A. Schönberg, My evolution in “The Musical Quarterly”, ottobre 1952.
1912.
Op.21.
Tre volte sette poesie dal "Pierrot lunaire" di Albert Giraud (versione tedesca di Otto Erich Hartleben). Per una voce recitante, pianoforte, flauto (anche ottavino), clarinetto (anche clarinetto basso), violino (anche viola) e violoncello (melologhi).
Con questi 21 lieder Schönberg giunge ad un bivio: fatalità (?), un percorso di 21 opere lo ha traghettato dall'antico al nuovo mondo. Il vecchio ordine è stato rotto, le regole tonali superate, le leggi inviolabili che hanno governato la musica per quasi quattro secoli messe in discussione.
E ora, quale futuro?
Se i vecchi rapporti che regolavano la musica non sono più in grado di interpretare il presente, può farlo l'assenza di qualsiasi principio compositivo? Davvero “Oggi è permesso scrivere di tutto”? Può la libertà essere totale? Se il sistema tonale è solo uno dei possibili linguaggi musicali, quali regole possono determinarne altri?
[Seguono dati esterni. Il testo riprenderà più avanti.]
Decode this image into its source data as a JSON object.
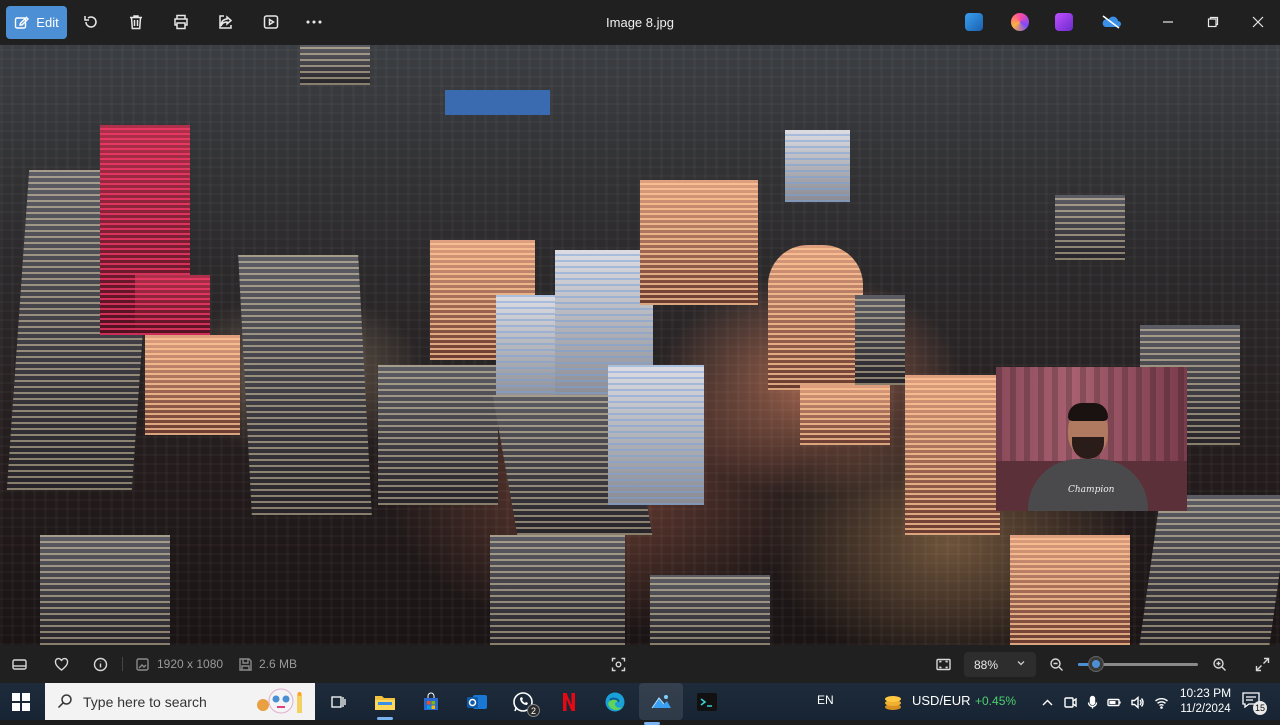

Gli otto anni che seguiranno Pierrot Lunaire saranno per Schönberg anni di silenzio compositivo (se si fa eccezione per i quattro lieder per voce e orchestra che compongono l'opera 22) e di prolifico impegno didattico e teorico, con alle spalle gli stravolgimenti delle prime avanguardie artistiche e in seno il primo conflitto mondiale a sconvolgere quell'ordine apparentemente immutabile che aveva governato il mondo fino ad allora. Nella prima opera che romperà questo silenzio e riavvierà la produzione musicale di Schönberg (Cinque pezzi per pianoforte - op.23) troveremo il primo esempio rigoroso della tecnica dodecafonica, l'inizio di una nuova era, la “musica della ragione ritrovata”. Ecco che con sguardo storicizzato possiamo allora guardare a Pierrot Lunaire come ad un'opera non solo apicale, ma di “profetica preveggenza” che nella sua drammaturgia contiene già i semi di questo percorso. Pierrot, maschera che incarna l'amore impossibile, la tensione verso l'ideale dell'artista incompreso, relegato ad una vita solitaria e volutamente avulsa da una società nei cui valori non riesce più ad identificarsi, diviene per il compositore una sorta di alter ego che si esprime attraverso tutti gli elementi che sono parte dell'opera: la soprano, con la sua voce e il suo corpo, i musicisti con le loro parti e gli strumenti, il direttore e perfino lo spazio. Tutto è Pierrot, maschera e non personaggio e, in quanto maschera, paradigma universale e non personale della crisi che sta vivendo il mondo occidentale (non solo nell'arte). Lo stesso Pierrot, nella narrazione drammaturgica, attraversa tre fasi: nella prima parte lo vediamo ancora legato ad un passato romantico, fedele rappresentante di tutti i topoi della letteratura ottocentesca, così ben aderenti al suo spirito idealista, utopico e riflessivo, per poi accogliere un elemento macabro, carnale, devastante che nella seconda parte lo trasfigurerà, lo trasformerà irrevocabilmente in altro da sé, ma che sarà esso stesso causa del suo desiderio di ritrovare una “normalità” negli ultimi lieder. Tuttavia egli sa, come noi, che nulla può esser più come prima, l'equilibrio è ormai rotto, l'essenza di questa nuova era sono disequilibrio e contraddizioni, che lui stesso abbraccerà con ironia e grottesco compiacimento trovando un nuovo approccio al proprio pensiero e ai propri desideri.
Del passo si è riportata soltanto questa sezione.